Tak kuat menahan perih akibat tancapan anak panah si pria bertopeng, tangan Giny terpaksa mencabut benda berujung runcing itu setelah mendudukkan diri di lantai.
"Aaargghhh..."
Tanpa waktu lama darah merah segar segera mengotori celana jeans-nya, Giny meringis menahan rasa sakit yang luar biasa. Tiba-tiba,
Ttok-ttok-ttok
Mata Giny berpaling ke arah sumber suara, sosok itu, sosok bertopeng tadi muncul di jendela. Giny terpaksa bangkit dan menarik gorden meski kakinya terpincang-pincang.
"Siapa kamu?"
"Nona Giny, aku adalah penjemput kematianmu," jawab sosok itu dari jendela.
"Omong kosong!"
"Ohh jadi kau tidak percaya dengan kutukan Victoria Black?"
"TIDAK, sama sekali tidak!" Giny bergerak ke ruang tamu, tangan kanannya meraih posel untuk menelpon seseorang. Bisa kulihat sebuah kontak yang diberi nama 'Aster', ya dia meneleponku. Tapi ponselku, dimana ponselku?
Ting...
Terdengar bunyi suara telepon diterima, tapi siapa? Aku sedang terikat dan benda itu tidak ada di tanganku.

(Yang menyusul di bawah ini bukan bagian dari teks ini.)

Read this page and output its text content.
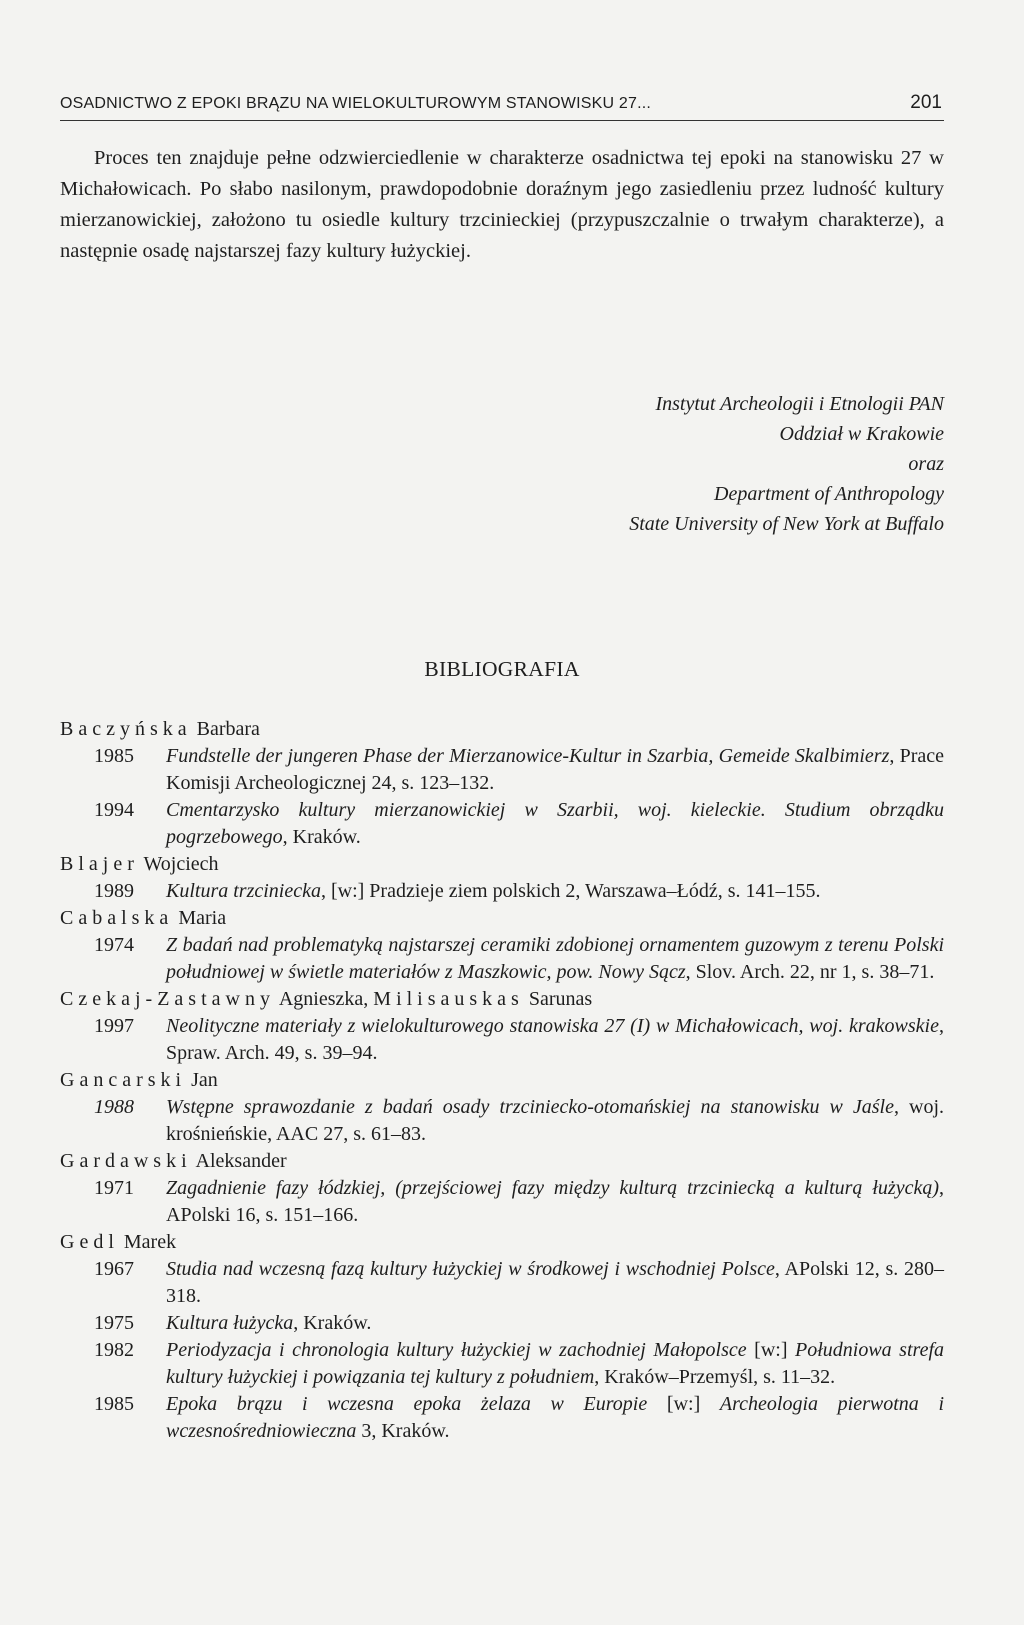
OSADNICTWO Z EPOKI BRĄZU NA WIELOKULTUROWYM STANOWISKU 27...	201

Proces ten znajduje pełne odzwierciedlenie w charakterze osadnictwa tej epoki na stanowisku 27 w Michałowicach. Po słabo nasilonym, prawdopodobnie doraźnym jego zasiedleniu przez ludność kultury mierzanowickiej, założono tu osiedle kultury trzcinieckiej (przypuszczalnie o trwałym charakterze), a następnie osadę najstarszej fazy kultury łużyckiej.

Instytut Archeologii i Etnologii PAN
Oddział w Krakowie
oraz
Department of Anthropology
State University of New York at Buffalo
BIBLIOGRAFIA
Baczyńska Barbara
1985	Fundstelle der jungeren Phase der Mierzanowice-Kultur in Szarbia, Gemeide Skalbimierz, Prace Komisji Archeologicznej 24, s. 123–132.
1994	Cmentarzysko kultury mierzanowickiej w Szarbii, woj. kieleckie. Studium obrządku pogrzebowego, Kraków.
Blajer Wojciech
1989	Kultura trzciniecka, [w:] Pradzieje ziem polskich 2, Warszawa–Łódź, s. 141–155.
Cabalska Maria
1974	Z badań nad problematyką najstarszej ceramiki zdobionej ornamentem guzowym z terenu Polski południowej w świetle materiałów z Maszkowic, pow. Nowy Sącz, Slov. Arch. 22, nr 1, s. 38–71.
Czekaj-Zastawny Agnieszka, Milisauskas Sarunas
1997	Neolityczne materiały z wielokulturowego stanowiska 27 (I) w Michałowicach, woj. krakowskie, Spraw. Arch. 49, s. 39–94.
Gancarski Jan
1988	Wstępne sprawozdanie z badań osady trzciniecko-otomańskiej na stanowisku w Jaśle, woj. krośnieńskie, AAC 27, s. 61–83.
Gardawski Aleksander
1971	Zagadnienie fazy łódzkiej, (przejściowej fazy między kulturą trzciniecką a kulturą łużycką), APolski 16, s. 151–166.
Gedl Marek
1967	Studia nad wczesną fazą kultury łużyckiej w środkowej i wschodniej Polsce, APolski 12, s. 280–318.
1975	Kultura łużycka, Kraków.
1982	Periodyzacja i chronologia kultury łużyckiej w zachodniej Małopolsce [w:] Południowa strefa kultury łużyckiej i powiązania tej kultury z południem, Kraków–Przemyśl, s. 11–32.
1985	Epoka brązu i wczesna epoka żelaza w Europie [w:] Archeologia pierwotna i wczesnośredniowieczna 3, Kraków.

"Aster, kamu dimana? Cepat kesini! Ada orang misterius sedang mengintai manor, tolong selamatkan aku!" ucapnya histeris.
"Kau berharap ada orang datang nona?"
Lagi-lagi suara itu.
"Dengar! Tak ada yang bisa menolongmu kali ini, kecuali..." terpotong,"kecuali dirimu sendiri,"
"Apa yang kau inginkan dariku? Cepat katakan!"
"Sudah kubilang nona, aku ingin kau memainkan keyboard yang kusiapkan disana,"
"Tapi, a-aku tidak bisa,"
"Hahahhahhahhaha," suara itu tertawa puas, "BOHONG!"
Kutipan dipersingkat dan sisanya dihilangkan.